September 12, 2010

Serenity vs Action

Grant me the serenity to accept the things I cannot change, the courage to change the things I can... and wisdom to tell the difference...

I am grateful to have a sponsor who knows me pretty well, and who knows about my mental health journey. Sometimes it is her well-placed support that helps me to rest before I move towards necessary action.

I went to a conference this past two days, and one of the key discussions was about human rights for psychiatric survivors, particularly those that end up institutionalized. If that sounds like it could have made for a hot and angry crowd, well it wasn't.

At the conference I had the chance to interact with professionals that are trying to help the disenfranchised, who are often poor, minorities... with complex life problems that can never be handled by just making people take medications for emotional illnesses.

I learned that the state hospitals and other institutions are places that really are like prisons. There but for the grace of God, I could have been in one myself. Those of us who care, ought to find our way to go into these environments and see what is going on, and make up our own minds if this treatment is working. Where I live, it took a media expose to uncover the deaths of psychiatric patients. Deaths due to unresolved constipation. We psych patients know exactly what that means: overmedication with neuroleptics (aka antipsychotics). With no doctor oversight.
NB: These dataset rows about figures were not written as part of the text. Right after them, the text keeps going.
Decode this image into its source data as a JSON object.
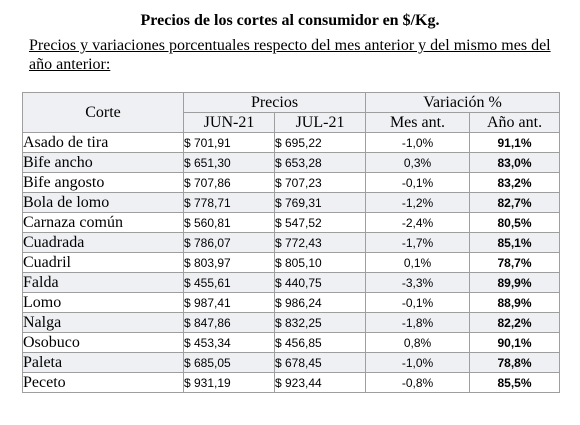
{
  "title": "Precios de los cortes al consumidor en $/Kg.",
  "subtitle": "Precios y variaciones porcentuales respecto del mes anterior y del mismo mes del año anterior:",
  "table": {
    "header_corte": "Corte",
    "header_precios": "Precios",
    "header_variacion": "Variación %",
    "sub_jun": "JUN-21",
    "sub_jul": "JUL-21",
    "sub_mes": "Mes ant.",
    "sub_anio": "Año ant.",
    "rows": [
      {
        "corte": "Asado de tira",
        "jun": "$ 701,91",
        "jul": "$ 695,22",
        "mes": "-1,0%",
        "anio": "91,1%"
      },
      {
        "corte": "Bife ancho",
        "jun": "$ 651,30",
        "jul": "$ 653,28",
        "mes": "0,3%",
        "anio": "83,0%"
      },
      {
        "corte": "Bife angosto",
        "jun": "$ 707,86",
        "jul": "$ 707,23",
        "mes": "-0,1%",
        "anio": "83,2%"
      },
      {
        "corte": "Bola de lomo",
        "jun": "$ 778,71",
        "jul": "$ 769,31",
        "mes": "-1,2%",
        "anio": "82,7%"
      },
      {
        "corte": "Carnaza común",
        "jun": "$ 560,81",
        "jul": "$ 547,52",
        "mes": "-2,4%",
        "anio": "80,5%"
      },
      {
        "corte": "Cuadrada",
        "jun": "$ 786,07",
        "jul": "$ 772,43",
        "mes": "-1,7%",
        "anio": "85,1%"
      },
      {
        "corte": "Cuadril",
        "jun": "$ 803,97",
        "jul": "$ 805,10",
        "mes": "0,1%",
        "anio": "78,7%"
      },
      {
        "corte": "Falda",
        "jun": "$ 455,61",
        "jul": "$ 440,75",
        "mes": "-3,3%",
        "anio": "89,9%"
      },
      {
        "corte": "Lomo",
        "jun": "$ 987,41",
        "jul": "$ 986,24",
        "mes": "-0,1%",
        "anio": "88,9%"
      },
      {
        "corte": "Nalga",
        "jun": "$ 847,86",
        "jul": "$ 832,25",
        "mes": "-1,8%",
        "anio": "82,2%"
      },
      {
        "corte": "Osobuco",
        "jun": "$ 453,34",
        "jul": "$ 456,85",
        "mes": "0,8%",
        "anio": "90,1%"
      },
      {
        "corte": "Paleta",
        "jun": "$ 685,05",
        "jul": "$ 678,45",
        "mes": "-1,0%",
        "anio": "78,8%"
      },
      {
        "corte": "Peceto",
        "jun": "$ 931,19",
        "jul": "$ 923,44",
        "mes": "-0,8%",
        "anio": "85,5%"
      }
    ]
  }
}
And if someone actually cared enough to know the patient had not had a bowel movement in days, or perhaps weeks, no intervention occurred. Instead, the "patient" died of an impacted bowel and toxicity. Probably dehydration too.

Yes, at some points it was overwhelming to hear about real tragedies that happened to real people, each being told they simply had a brain disorder.

Most of us "on the outside" are just frustrated at how disenfranchised we FEEL about having to fight the system in order to claim wellness. The medical profession is pretty bound and determined to tell us our problems are permanent and that we need to be on medications for the rest of our lives.

Alas we still have a profession that still tries to speak for its patients, rather than listening when patients tell them the side effects are getting in the way of being well.
It was helpful to share with my Sponsor that I am struggling to discern what to change and what to leave alone, as a result of the discussions I took part in at the conference.

Thank God there are still good researchers in the field of psychiatry, who are doing what good scientists do in every discipline. Finally, after years of quiet muttering in some circles, one secret is out. Better long term outcomes for depression result from getting exercise rather than using chronic medications. Now it is time for lay people to ask the doctors about the other diagnoses, and discern whether these medications are really helping patients over the long term.

Plain fact is more and more we are hearing about people do heal, even from schizophrenia.

One day I need to tell my story, because I am an example of a person whose recovery calls into question the psychiatric model that emotional/mental illnesses are always chronic and need chronic medication to prevent symptoms from recurring. Interestingly, now that I have healed, the doctors probably will just shrug their shoulders and say I was misdiagnosed.

It is an interesting journey for a child of a person with borderline personality disorder, whose experience was largely invalidated in childhood. And who was told she was crazy and lazy. I see a system that mirrors, too closely, that experience I'd hoped never to experience in my adult life.

1 comment:

  1. I think that similar things happen in nursing homes as well. There are many who are extremely depressed and perhaps that is mistaken for dementia. I volunteered at a half-way house for the mentally ill when my mother was so sick. So many were on heavy medications there.